Classroom DIY: Standing Desk
One of my favorite aspects of teaching is trying to figure out how to help my students become meta-cognitive about their learning and advocate for their individual needs. What type of learner are they-visual, auditory, kinesthetic, etc.? Do they work best by themselves, with a partner, in a group? Do they need a tool to aid in their learning, such as an exercise ball, chair rubber band, fidget stick? And as of today, I can now ask them-do they prefer sitting, kneeling or STANDING as they learn?
That’s right. I am the proud new owner of a STANDING DESK! This is something I’ve wanted for-ever. I have seen, every year, students who just want to stand by their desk while I talk. And what do I do? Ask them to please sit down. ARGH! Who here likes to sit for hours on end in PD? Anyone? Why do we ask all our students to do this, even for the duration of a math lesson?
While looking online, I saw that the price of pre-made standing desks put them waaaay out of my reach. So I took a look at what I had. A double desk that could serve as my desk area? Check. Anything else? Nope.

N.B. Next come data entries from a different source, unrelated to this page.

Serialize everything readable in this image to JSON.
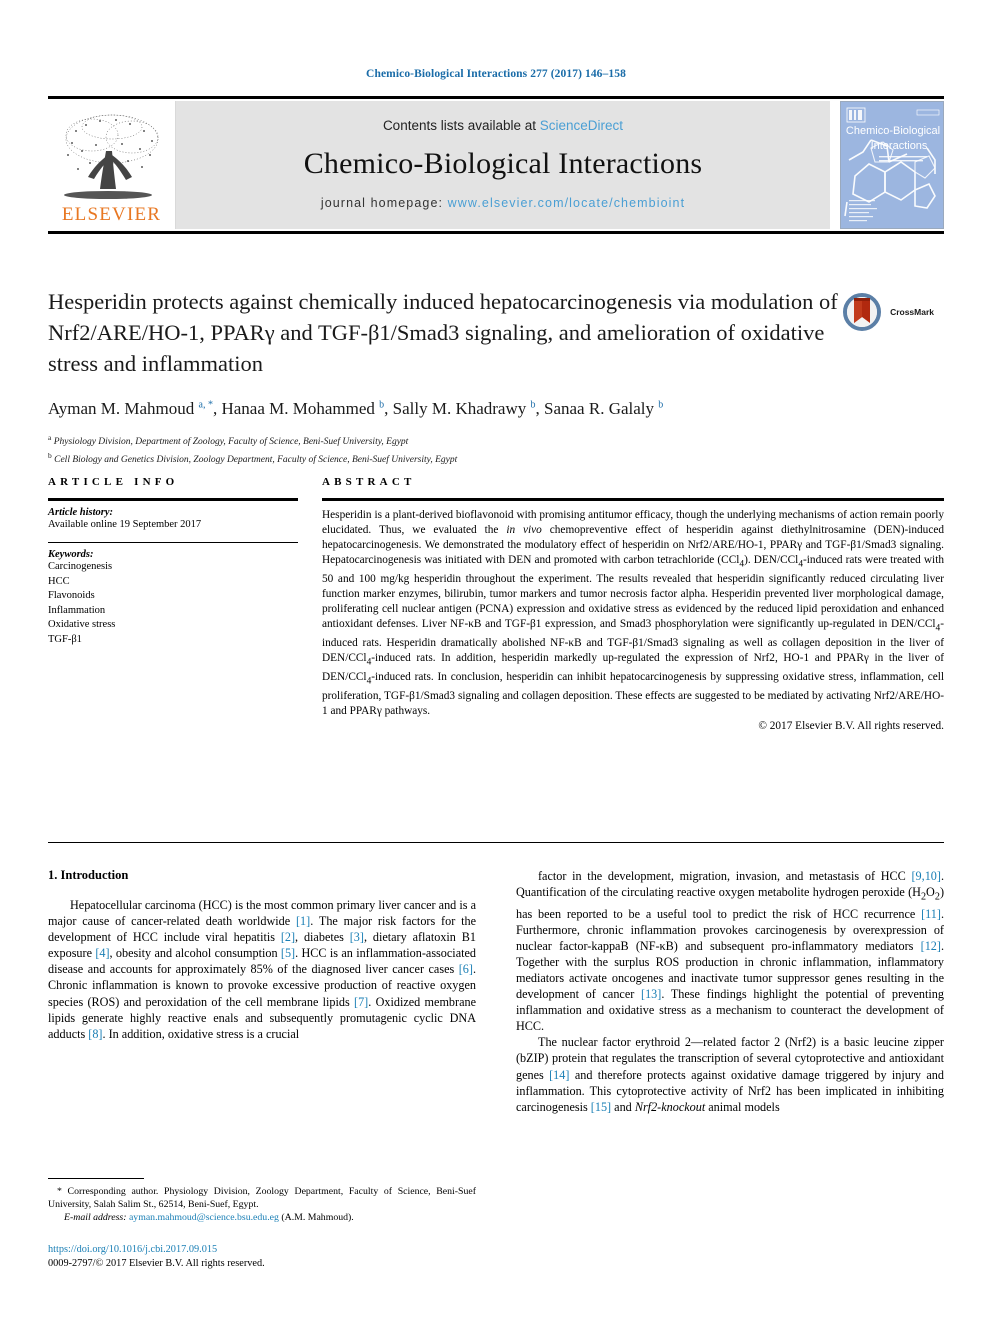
{
  "running_head": "Chemico-Biological Interactions 277 (2017) 146–158",
  "masthead": {
    "contents_prefix": "Contents lists available at ",
    "sciencedirect": "ScienceDirect",
    "journal_title": "Chemico-Biological Interactions",
    "homepage_prefix": "journal homepage: ",
    "homepage_url": "www.elsevier.com/locate/chembioint",
    "publisher_wordmark": "ELSEVIER",
    "cover_title_line1": "Chemico-Biological",
    "cover_title_line2": "Interactions",
    "accent_link_color": "#4a9fd4",
    "elsevier_orange": "#E87722"
  },
  "article": {
    "title": "Hesperidin protects against chemically induced hepatocarcinogenesis via modulation of Nrf2/ARE/HO-1, PPARγ and TGF-β1/Smad3 signaling, and amelioration of oxidative stress and inflammation",
    "crossmark_label": "CrossMark",
    "authors_html": "Ayman M. Mahmoud <sup>a, *</sup>, Hanaa M. Mohammed <sup>b</sup>, Sally M. Khadrawy <sup>b</sup>, Sanaa R. Galaly <sup>b</sup>",
    "affiliation_a": "Physiology Division, Department of Zoology, Faculty of Science, Beni-Suef University, Egypt",
    "affiliation_b": "Cell Biology and Genetics Division, Zoology Department, Faculty of Science, Beni-Suef University, Egypt"
  },
  "article_info": {
    "heading": "ARTICLE INFO",
    "history_label": "Article history:",
    "history_value": "Available online 19 September 2017",
    "keywords_label": "Keywords:",
    "keywords": [
      "Carcinogenesis",
      "HCC",
      "Flavonoids",
      "Inflammation",
      "Oxidative stress",
      "TGF-β1"
    ]
  },
  "abstract": {
    "heading": "ABSTRACT",
    "text": "Hesperidin is a plant-derived bioflavonoid with promising antitumor efficacy, though the underlying mechanisms of action remain poorly elucidated. Thus, we evaluated the in vivo chemopreventive effect of hesperidin against diethylnitrosamine (DEN)-induced hepatocarcinogenesis. We demonstrated the modulatory effect of hesperidin on Nrf2/ARE/HO-1, PPARγ and TGF-β1/Smad3 signaling. Hepatocarcinogenesis was initiated with DEN and promoted with carbon tetrachloride (CCl4). DEN/CCl4-induced rats were treated with 50 and 100 mg/kg hesperidin throughout the experiment. The results revealed that hesperidin significantly reduced circulating liver function marker enzymes, bilirubin, tumor markers and tumor necrosis factor alpha. Hesperidin prevented liver morphological damage, proliferating cell nuclear antigen (PCNA) expression and oxidative stress as evidenced by the reduced lipid peroxidation and enhanced antioxidant defenses. Liver NF-κB and TGF-β1 expression, and Smad3 phosphorylation were significantly up-regulated in DEN/CCl4-induced rats. Hesperidin dramatically abolished NF-κB and TGF-β1/Smad3 signaling as well as collagen deposition in the liver of DEN/CCl4-induced rats. In addition, hesperidin markedly up-regulated the expression of Nrf2, HO-1 and PPARγ in the liver of DEN/CCl4-induced rats. In conclusion, hesperidin can inhibit hepatocarcinogenesis by suppressing oxidative stress, inflammation, cell proliferation, TGF-β1/Smad3 signaling and collagen deposition. These effects are suggested to be mediated by activating Nrf2/ARE/HO-1 and PPARγ pathways.",
    "copyright": "© 2017 Elsevier B.V. All rights reserved."
  },
  "body": {
    "section_number_title": "1. Introduction",
    "left_paragraph_1": "Hepatocellular carcinoma (HCC) is the most common primary liver cancer and is a major cause of cancer-related death worldwide [1]. The major risk factors for the development of HCC include viral hepatitis [2], diabetes [3], dietary aflatoxin B1 exposure [4], obesity and alcohol consumption [5]. HCC is an inflammation-associated disease and accounts for approximately 85% of the diagnosed liver cancer cases [6]. Chronic inflammation is known to provoke excessive production of reactive oxygen species (ROS) and peroxidation of the cell membrane lipids [7]. Oxidized membrane lipids generate highly reactive enals and subsequently promutagenic cyclic DNA adducts [8]. In addition, oxidative stress is a crucial",
    "right_paragraph_1": "factor in the development, migration, invasion, and metastasis of HCC [9,10]. Quantification of the circulating reactive oxygen metabolite hydrogen peroxide (H2O2) has been reported to be a useful tool to predict the risk of HCC recurrence [11]. Furthermore, chronic inflammation provokes carcinogenesis by overexpression of nuclear factor-kappaB (NF-κB) and subsequent pro-inflammatory mediators [12]. Together with the surplus ROS production in chronic inflammation, inflammatory mediators activate oncogenes and inactivate tumor suppressor genes resulting in the development of cancer [13]. These findings highlight the potential of preventing inflammation and oxidative stress as a mechanism to counteract the development of HCC.",
    "right_paragraph_2": "The nuclear factor erythroid 2—related factor 2 (Nrf2) is a basic leucine zipper (bZIP) protein that regulates the transcription of several cytoprotective and antioxidant genes [14] and therefore protects against oxidative damage triggered by injury and inflammation. This cytoprotective activity of Nrf2 has been implicated in inhibiting carcinogenesis [15] and Nrf2-knockout animal models"
  },
  "footnote": {
    "corresponding": "* Corresponding author. Physiology Division, Zoology Department, Faculty of Science, Beni-Suef University, Salah Salim St., 62514, Beni-Suef, Egypt.",
    "email_label": "E-mail address:",
    "email": "ayman.mahmoud@science.bsu.edu.eg",
    "email_suffix": " (A.M. Mahmoud)."
  },
  "colophon": {
    "doi": "https://doi.org/10.1016/j.cbi.2017.09.015",
    "issn": "0009-2797/© 2017 Elsevier B.V. All rights reserved."
  }
}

So then I focused on how to elevate the desk securely. I kept trying to picture myself building a wooden platform out of a few 2x4s and slab of plywood. But I thought it would be messy and probably expensive.

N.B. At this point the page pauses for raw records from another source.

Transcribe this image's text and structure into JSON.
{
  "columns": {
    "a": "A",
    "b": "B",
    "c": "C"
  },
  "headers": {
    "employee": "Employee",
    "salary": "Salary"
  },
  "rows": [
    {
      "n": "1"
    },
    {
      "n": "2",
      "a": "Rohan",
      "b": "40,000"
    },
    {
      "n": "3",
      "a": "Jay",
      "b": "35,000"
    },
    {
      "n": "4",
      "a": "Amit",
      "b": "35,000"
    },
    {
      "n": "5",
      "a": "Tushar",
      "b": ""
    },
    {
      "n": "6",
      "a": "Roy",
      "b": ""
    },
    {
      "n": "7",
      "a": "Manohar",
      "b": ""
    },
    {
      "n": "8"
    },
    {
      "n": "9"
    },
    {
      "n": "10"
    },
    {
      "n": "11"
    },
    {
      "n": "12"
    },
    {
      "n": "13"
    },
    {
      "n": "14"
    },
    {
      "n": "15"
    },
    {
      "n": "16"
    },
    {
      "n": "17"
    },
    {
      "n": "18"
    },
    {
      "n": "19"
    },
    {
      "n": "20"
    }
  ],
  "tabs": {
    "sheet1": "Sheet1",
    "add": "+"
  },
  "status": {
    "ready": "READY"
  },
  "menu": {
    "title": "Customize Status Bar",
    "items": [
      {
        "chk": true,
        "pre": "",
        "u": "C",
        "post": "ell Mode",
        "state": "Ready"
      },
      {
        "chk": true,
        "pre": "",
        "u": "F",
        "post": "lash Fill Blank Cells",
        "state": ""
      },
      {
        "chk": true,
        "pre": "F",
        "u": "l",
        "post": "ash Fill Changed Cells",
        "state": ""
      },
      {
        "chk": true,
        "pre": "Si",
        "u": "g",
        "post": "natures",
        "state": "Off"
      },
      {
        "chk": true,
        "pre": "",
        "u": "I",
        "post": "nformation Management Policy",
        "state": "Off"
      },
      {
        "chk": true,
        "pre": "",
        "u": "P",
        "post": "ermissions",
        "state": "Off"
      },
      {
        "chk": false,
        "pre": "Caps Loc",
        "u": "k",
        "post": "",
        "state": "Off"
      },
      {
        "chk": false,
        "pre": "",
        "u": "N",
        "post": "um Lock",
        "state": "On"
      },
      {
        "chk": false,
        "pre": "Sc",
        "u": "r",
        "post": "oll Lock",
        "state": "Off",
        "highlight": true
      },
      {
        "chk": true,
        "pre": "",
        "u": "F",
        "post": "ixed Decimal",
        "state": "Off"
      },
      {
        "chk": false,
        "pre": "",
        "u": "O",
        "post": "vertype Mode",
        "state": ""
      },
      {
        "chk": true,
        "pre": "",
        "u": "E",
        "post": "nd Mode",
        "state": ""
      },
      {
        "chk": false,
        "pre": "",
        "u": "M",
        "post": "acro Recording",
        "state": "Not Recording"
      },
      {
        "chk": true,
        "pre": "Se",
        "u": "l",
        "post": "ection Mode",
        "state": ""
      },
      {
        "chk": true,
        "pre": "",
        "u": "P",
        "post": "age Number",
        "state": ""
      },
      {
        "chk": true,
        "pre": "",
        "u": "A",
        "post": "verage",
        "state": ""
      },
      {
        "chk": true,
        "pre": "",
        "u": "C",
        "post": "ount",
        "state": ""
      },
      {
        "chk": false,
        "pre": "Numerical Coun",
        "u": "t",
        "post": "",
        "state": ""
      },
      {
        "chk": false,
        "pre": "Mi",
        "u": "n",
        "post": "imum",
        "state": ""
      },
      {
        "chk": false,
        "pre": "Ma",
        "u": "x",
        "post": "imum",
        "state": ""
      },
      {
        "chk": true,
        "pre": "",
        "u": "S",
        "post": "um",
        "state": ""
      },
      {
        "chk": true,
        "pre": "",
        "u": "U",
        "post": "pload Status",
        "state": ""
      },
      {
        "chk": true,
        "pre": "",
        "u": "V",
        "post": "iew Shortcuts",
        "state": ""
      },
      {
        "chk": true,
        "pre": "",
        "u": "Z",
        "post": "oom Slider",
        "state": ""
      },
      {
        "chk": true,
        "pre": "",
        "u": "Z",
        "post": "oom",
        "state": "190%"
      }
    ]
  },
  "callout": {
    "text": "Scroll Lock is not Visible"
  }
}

Then it came to me-bed risers. I had the custodian raise the desk as high as it would go-about 29″. Then I got on Amazon and ordered this set of 8″ bed risers. 2 days later (thanks Prime!!), they were on my doorstep. And they worked PERFECTLY.
I put one riser under each foot of the desk. The risers gripped my carpet incredibly securely-they will not slide even when I put my full weight against the table.
Because of the lip on the top of the risers, the desk does not slide around, nor does it tip off the risers. Again, I leaned against the table as hard as I could, and it did not budge even within the lip area.
A teacher next door came over and was skeptical. She thought for sure it would tip over. And it did-when she pushed it with the intent to knock it over. So short of a student with the mission to knock the desk over, this standing desk is staying put!
To make sure it was absolutely perfect, I had a student test it out. This girlie is one of my taller fifth graders, measuring 5′ 4″. I asked her to write me a short paragraph giving me feedback about how it felt to write on a table at that height. The verdict? She loved it! I’m guessing it will be the perfect height for all my fifth graders, even my shorties.
The total cost for this project? A whopping $13! I am over the moon that I now have an option for students who would like to stand while I teach, or even stand while working on independent projects. It compliments my coffee table for students that want to sit on the floor and tables for students who just want a chair as usual.
Do you have a standing desk (or two) in your classroom? Tell us about it in the comments!